Yoon nonetheless called for an end to what he calls Seoul’s “equidistant diplomacy” between Washington and Beijing, saying he would clearly stand with America.
Quad Lite?
But Yoon would not formally bring South Korea into what is known as the Quad, the strategic dialogue which includes Australia, India, Japan, and the US that seems to have evolved into a regional check on Beijing. That is because South Korea has long seen itself as a shrimp among whales, always wanting to retain some degree of manoeuvrability and flexibility vis-à-vis larger powers.
Rather, Yoon would keep South Korea’s Quad participation limited to ad hoc initiatives and working groups on technology, climate, health, and the like. Quad Lite if you will. But Yoon’s obvious bias would be toward the US.
If elected, Yoon would also presumably slow down Moon’s drive to wrest wartime operational control of South Korea’s military forces from the US. He has expressed his desire to improve his country’s long tortured relations with Japan. He would certainly speak out more than his liberal predecessors on North Korean human rights abuses.

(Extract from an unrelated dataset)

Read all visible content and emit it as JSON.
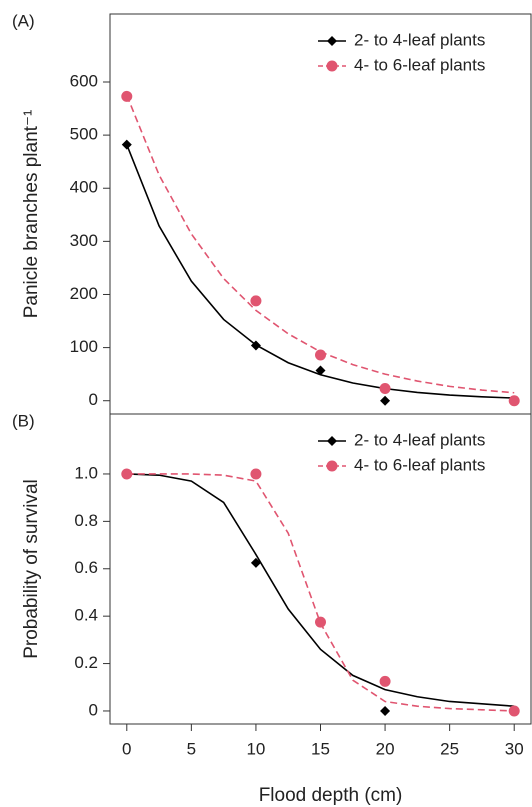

South Korea’s political Left, which is more ethno-nationalist than its Right, is not anti-American per se. It is worth remembering that former liberal President Roh Moo-hyun sent troops to Iraq and negotiated the South Korea-US (KORUS) free trade agreement.
But Yoon, as president, would presumably often go that extra mile in the name of better relations with the US and would prove a valuable partner for Washington not only in traditional security areas but also when it comes to things like supply chains, technology and democracy promotion. If so, he would be right in step with the 77% of South Koreans who view the US favourably.
About the Author
Sean King is a senior vice president at Park Strategies, a New York business advisory firm. He is also an affiliated scholar with the University of Notre Dame Liu Institute for Asia & Asian Affairs. He contributed this to RSIS Commentary.